As part of the deal, artists such as Julia Michaels, Peach Tree Rascals, Jac Ross, and Mickey Guyton recorded classic songs that are released weekly and combined them with their favorite recipes. The songs β€” Michaels’ 1963 version of Doris Troy’s “Just One Look” and Fleetwood Mac’s 1987 Peach Tree Rascals version of “Everywhere” β€” allow the brand to mingle with contemporary artists, while still evoking nostalgia for classic songs.

This man finds new tactics that align with Campbell’s identity and efforts to modernize the brand while paying homage to the past. The recent redesign of the labels has embraced the same “convenience, friendliness, and American culture” as previous labels, but still maintains the overall vibe of the first soup labels of 1898.

Campbell’s also uses a more recent marketing tactic, launching a 100-piece NFT collection to celebrate the redesign.

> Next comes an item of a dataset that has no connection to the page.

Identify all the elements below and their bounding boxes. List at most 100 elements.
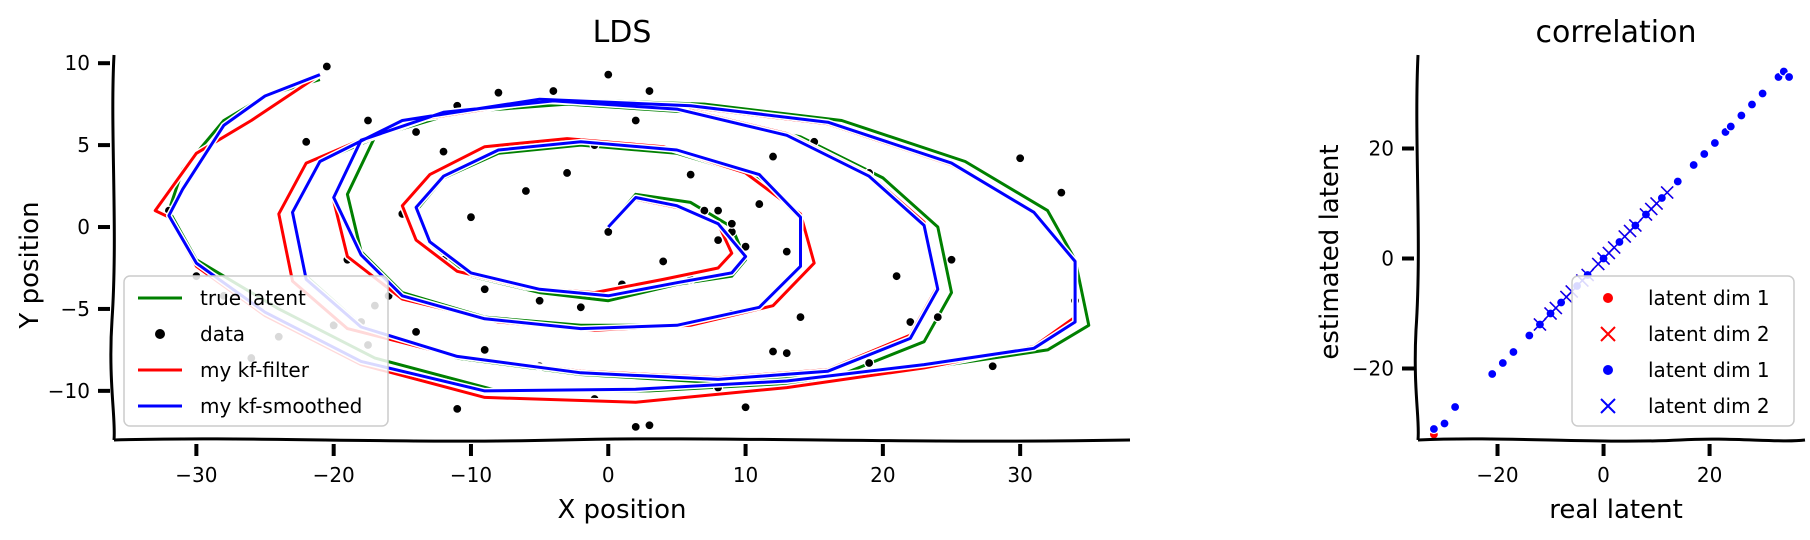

NFTs continue to be a way for brands to engage consumers with technology and behavior change while meeting the needs of building their brands. Bacardi last week associated an NFT with an effort focused on diversity in music, while Crockpot launched an NFT that celebrated 50 years of its products by reaching a new generation of home cooks.

Campbell’s is expanding the QR code with a contest where fans can enter a song to compete for $20,000. A Campbell-inspired sound system branding website gives the brand another digital touchpoint to interact with consumers around its brand and potentially collect additional original data that will continue to prioritize CPG brands.